Toby didn’t even need to know anything about gold value or exchange rates to know that the goblin was insulted and offered her an insultingly low rate in return.

Sarah waved her hand to accept it and the goblin opened the account for her and logged the value in it.

He was standing to usher her out again, but Sarah was still sitting with her eyes still wandering the office disinterestedly when she said, “Tell me, how many bushels of those gold seeds would it take to destabilize the British wizarding economy?”

The goblin froze where he stood.

“What amount to flood the market and make the galleon worthless?”

The goblin didn’t say anything.

“Would a hundred thousand do it?”

The goblin walked back around his desk and sat down.

“Would they need to be melted and cast as coins or could they be used directly?”

The goblin finally spoke, “what do you want?”

Sarah was finally looking at him directly and it was her serious look of intent. “At the moment, all I want is for my brother to have a nice, safe time at Hogwarts where he’s going to school. As long as he’s fine, I don’t care to spend much time here. But I would have to get revenge for any injury done to him.”

“Your brother.”

“Yes, Toby Williams. His parents already opened an account for him. They used muggle currency.”

“I see.”

“I doubt I’ll be using my account very much. It will likely just stay there, sitting in your vaults. Unless I have to come back for a family emergency, of course.”
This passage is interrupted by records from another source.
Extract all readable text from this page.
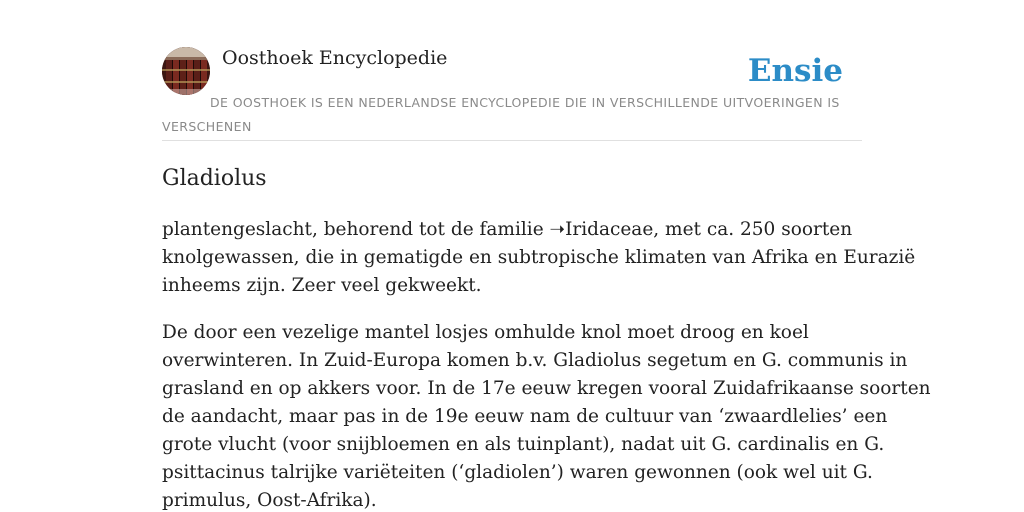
Oosthoek Encyclopedie	Ensie
DE OOSTHOEK IS EEN NEDERLANDSE ENCYCLOPEDIE DIE IN VERSCHILLENDE UITVOERINGEN IS VERSCHENEN
Gladiolus

plantengeslacht, behorend tot de familie ➝Iridaceae, met ca. 250 soorten
knolgewassen, die in gematigde en subtropische klimaten van Afrika en Eurazië
inheems zijn. Zeer veel gekweekt.

De door een vezelige mantel losjes omhulde knol moet droog en koel
overwinteren. In Zuid-Europa komen b.v. Gladiolus segetum en G. communis in
grasland en op akkers voor. In de 17e eeuw kregen vooral Zuidafrikaanse soorten
de aandacht, maar pas in de 19e eeuw nam de cultuur van ‘zwaardlelies’ een
grote vlucht (voor snijbloemen en als tuinplant), nadat uit G. cardinalis en G.
psittacinus talrijke variëteiten (‘gladiolen’) waren gewonnen (ook wel uit G.
primulus, Oost-Afrika).
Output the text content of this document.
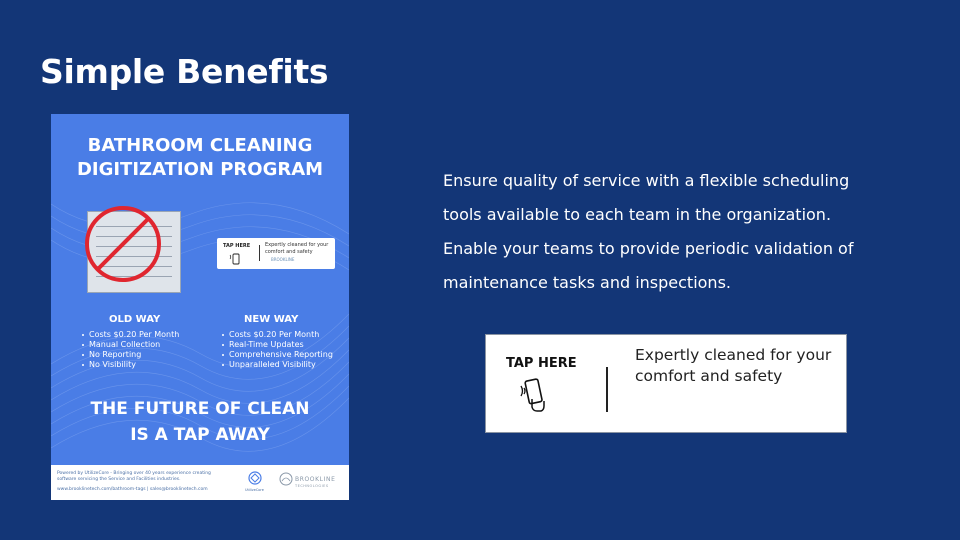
Simple Benefits
BATHROOM CLEANING
DIGITIZATION PROGRAM
TAP HERE	Expertly cleaned for your comfort and safety
BROOKLINE
OLD WAY
Costs $0.20 Per Month
Manual Collection
No Reporting
No Visibility
NEW WAY
Costs $0.20 Per Month
Real-Time Updates
Comprehensive Reporting
Unparalleled Visibility
THE FUTURE OF CLEAN
IS A TAP AWAY
Powered by UtilizeCore - Bringing over 40 years experience creating software servicing the Service and Facilities industries.
www.brooklinetech.com/bathroom-tags | sales@brooklinetech.com	UtilizeCore
BROOKLINE
TECHNOLOGIES
Ensure quality of service with a flexible scheduling
tools available to each team in the organization.
Enable your teams to provide periodic validation of
maintenance tasks and inspections.
TAP HERE	Expertly cleaned for your
comfort and safety
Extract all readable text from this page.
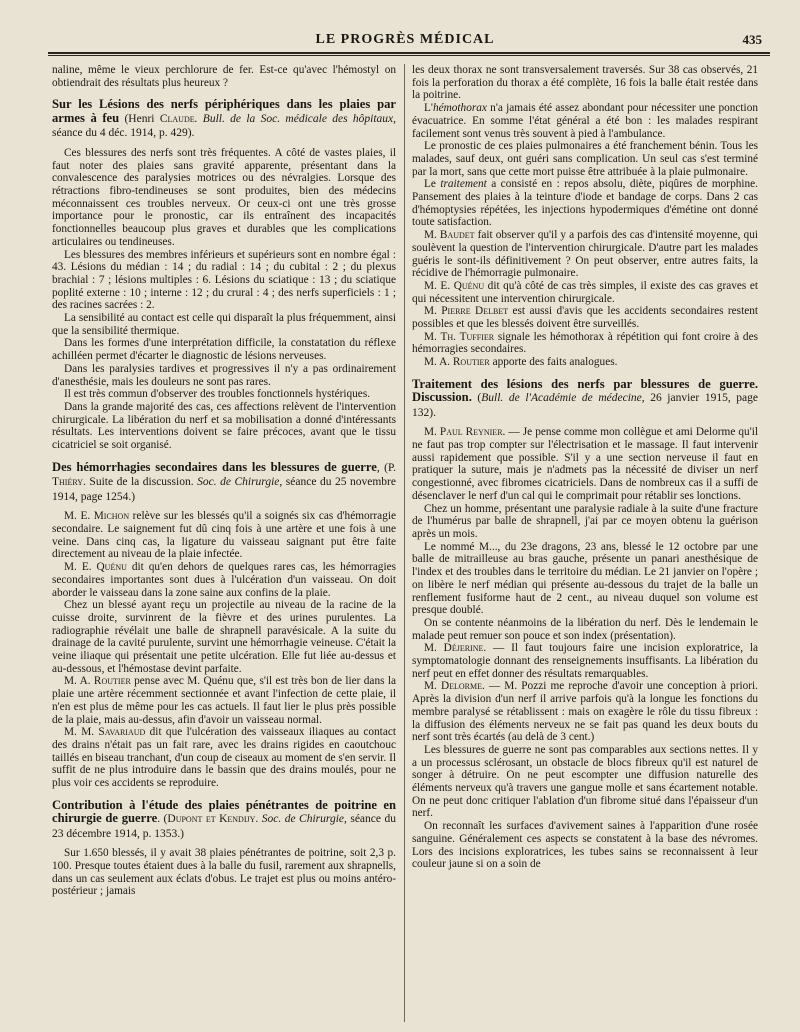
LE PROGRÈS MÉDICAL	435

naline, même le vieux perchlorure de fer. Est-ce qu'avec l'hémostyl on obtiendrait des résultats plus heureux ?

Sur les Lésions des nerfs périphériques dans les plaies par armes à feu (Henri Claude. Bull. de la Soc. médicale des hôpitaux, séance du 4 déc. 1914, p. 429).

Ces blessures des nerfs sont très fréquentes. A côté de vastes plaies, il faut noter des plaies sans gravité apparente, présentant dans la convalescence des paralysies motrices ou des névralgies. Lorsque des rétractions fibro-tendineuses se sont produites, bien des médecins méconnaissent ces troubles nerveux. Or ceux-ci ont une très grosse importance pour le pronostic, car ils entraînent des incapacités fonctionnelles beaucoup plus graves et durables que les complications articulaires ou tendineuses.

Les blessures des membres inférieurs et supérieurs sont en nombre égal : 43. Lésions du médian : 14 ; du radial : 14 ; du cubital : 2 ; du plexus brachial : 7 ; lésions multiples : 6. Lésions du sciatique : 13 ; du sciatique poplité externe : 10 ; interne : 12 ; du crural : 4 ; des nerfs superficiels : 1 ; des racines sacrées : 2.

La sensibilité au contact est celle qui disparaît la plus fréquemment, ainsi que la sensibilité thermique.

Dans les formes d'une interprétation difficile, la constatation du réflexe achilléen permet d'écarter le diagnostic de lésions nerveuses.

Dans les paralysies tardives et progressives il n'y a pas ordinairement d'anesthésie, mais les douleurs ne sont pas rares.

Il est très commun d'observer des troubles fonctionnels hystériques.

Dans la grande majorité des cas, ces affections relèvent de l'intervention chirurgicale. La libération du nerf et sa mobilisation a donné d'intéressants résultats. Les interventions doivent se faire précoces, avant que le tissu cicatriciel se soit organisé.

Des hémorrhagies secondaires dans les blessures de guerre, (P. Thiéry. Suite de la discussion. Soc. de Chirurgie, séance du 25 novembre 1914, page 1254.)

M. E. Michon relève sur les blessés qu'il a soignés six cas d'hémorragie secondaire. Le saignement fut dû cinq fois à une artère et une fois à une veine. Dans cinq cas, la ligature du vaisseau saignant put être faite directement au niveau de la plaie infectée.

M. E. Quénu dit qu'en dehors de quelques rares cas, les hémorragies secondaires importantes sont dues à l'ulcération d'un vaisseau. On doit aborder le vaisseau dans la zone saine aux confins de la plaie.

Chez un blessé ayant reçu un projectile au niveau de la racine de la cuisse droite, survinrent de la fièvre et des urines purulentes. La radiographie révélait une balle de shrapnell paravésicale. A la suite du drainage de la cavité purulente, survint une hémorrhagie veineuse. C'était la veine iliaque qui présentait une petite ulcération. Elle fut liée au-dessus et au-dessous, et l'hémostase devint parfaite.

M. A. Routier pense avec M. Quénu que, s'il est très bon de lier dans la plaie une artère récemment sectionnée et avant l'infection de cette plaie, il n'en est plus de même pour les cas actuels. Il faut lier le plus près possible de la plaie, mais au-dessus, afin d'avoir un vaisseau normal.

M. M. Savariaud dit que l'ulcération des vaisseaux iliaques au contact des drains n'était pas un fait rare, avec les drains rigides en caoutchouc taillés en biseau tranchant, d'un coup de ciseaux au moment de s'en servir. Il suffit de ne plus introduire dans le bassin que des drains moulés, pour ne plus voir ces accidents se reproduire.

Contribution à l'étude des plaies pénétrantes de poitrine en chirurgie de guerre. (Dupont et Kendijy. Soc. de Chirurgie, séance du 23 décembre 1914, p. 1353.)

Sur 1.650 blessés, il y avait 38 plaies pénétrantes de poitrine, soit 2,3 p. 100. Presque toutes étaient dues à la balle du fusil, rarement aux shrapnells, dans un cas seulement aux éclats d'obus. Le trajet est plus ou moins antéro-postérieur ; jamais

les deux thorax ne sont transversalement traversés. Sur 38 cas observés, 21 fois la perforation du thorax a été complète, 16 fois la balle était restée dans la poitrine.

L'hémothorax n'a jamais été assez abondant pour nécessiter une ponction évacuatrice. En somme l'état général a été bon : les malades respirant facilement sont venus très souvent à pied à l'ambulance.

Le pronostic de ces plaies pulmonaires a été franchement bénin. Tous les malades, sauf deux, ont guéri sans complication. Un seul cas s'est terminé par la mort, sans que cette mort puisse être attribuée à la plaie pulmonaire.

Le traitement a consisté en : repos absolu, diète, piqûres de morphine. Pansement des plaies à la teinture d'iode et bandage de corps. Dans 2 cas d'hémoptysies répétées, les injections hypodermiques d'émétine ont donné toute satisfaction.

M. Baudet fait observer qu'il y a parfois des cas d'intensité moyenne, qui soulèvent la question de l'intervention chirurgicale. D'autre part les malades guéris le sont-ils définitivement ? On peut observer, entre autres faits, la récidive de l'hémorragie pulmonaire.

M. E. Quénu dit qu'à côté de cas très simples, il existe des cas graves et qui nécessitent une intervention chirurgicale.

M. Pierre Delbet est aussi d'avis que les accidents secondaires restent possibles et que les blessés doivent être surveillés.

M. Th. Tuffier signale les hémothorax à répétition qui font croire à des hémorragies secondaires.

M. A. Routier apporte des faits analogues.

Traitement des lésions des nerfs par blessures de guerre. Discussion. (Bull. de l'Académie de médecine, 26 janvier 1915, page 132).

M. Paul Reynier. — Je pense comme mon collègue et ami Delorme qu'il ne faut pas trop compter sur l'électrisation et le massage. Il faut intervenir aussi rapidement que possible. S'il y a une section nerveuse il faut en pratiquer la suture, mais je n'admets pas la nécessité de diviser un nerf congestionné, avec fibromes cicatriciels. Dans de nombreux cas il a suffi de désenclaver le nerf d'un cal qui le comprimait pour rétablir ses lonctions.

Chez un homme, présentant une paralysie radiale à la suite d'une fracture de l'humérus par balle de shrapnell, j'ai par ce moyen obtenu la guérison après un mois.

Le nommé M..., du 23e dragons, 23 ans, blessé le 12 octobre par une balle de mitrailleuse au bras gauche, présente un panari anesthésique de l'index et des troubles dans le territoire du médian. Le 21 janvier on l'opère ; on libère le nerf médian qui présente au-dessous du trajet de la balle un renflement fusiforme haut de 2 cent., au niveau duquel son volume est presque doublé.

On se contente néanmoins de la libération du nerf. Dès le lendemain le malade peut remuer son pouce et son index (présentation).

M. Déjerine. — Il faut toujours faire une incision exploratrice, la symptomatologie donnant des renseignements insuffisants. La libération du nerf peut en effet donner des résultats remarquables.

M. Delorme. — M. Pozzi me reproche d'avoir une conception à priori. Après la division d'un nerf il arrive parfois qu'à la longue les fonctions du membre paralysé se rétablissent : mais on exagère le rôle du tissu fibreux : la diffusion des éléments nerveux ne se fait pas quand les deux bouts du nerf sont très écartés (au delà de 3 cent.)

Les blessures de guerre ne sont pas comparables aux sections nettes. Il y a un processus sclérosant, un obstacle de blocs fibreux qu'il est naturel de songer à détruire. On ne peut escompter une diffusion naturelle des éléments nerveux qu'à travers une gangue molle et sans écartement notable. On ne peut donc critiquer l'ablation d'un fibrome situé dans l'épaisseur d'un nerf.

On reconnaît les surfaces d'avivement saines à l'apparition d'une rosée sanguine. Généralement ces aspects se constatent à la base des névromes. Lors des incisions exploratrices, les tubes sains se reconnaissent à leur couleur jaune si on a soin de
“Of course. We will do our best to ensure that doesn’t happen.”

“Thank you.” Sarah finally got up and prepared to leave.

The goblin got up again too, to usher her out, much more respectfully this time.

“And Warwick?”

“Yes, ma’am?”

“While I’m ambivalent towards wizarding society in general, I have a soft spot for goblins.”

“Do you?” The goblin sounded like he was choking on his own sarcasm with that.

“If the bank itself ever decides it wants to destroy the wizarding economy… just let me know.”

And Warwick looked… considering.

“I will keep that in mind.”

They nodded to each other in farewell and Sarah left and Toby came back from the vision, outside of the crystal again, and thought, “wow.”

“Indeed.”

“How does Sarah’s economy work? I mean, clearly it can’t be gold.”

“Favors. Her population is still small enough to have an economy of favors. There will need to be currency eventually, of some sort or another, but even the Labyrinth doesn’t maintain currency as strictly as any of the nations above do.”

“Huh.” Which explained a lot, really, the more he thought of it. It also explained why Sarah never, ever asked Jareth for anything.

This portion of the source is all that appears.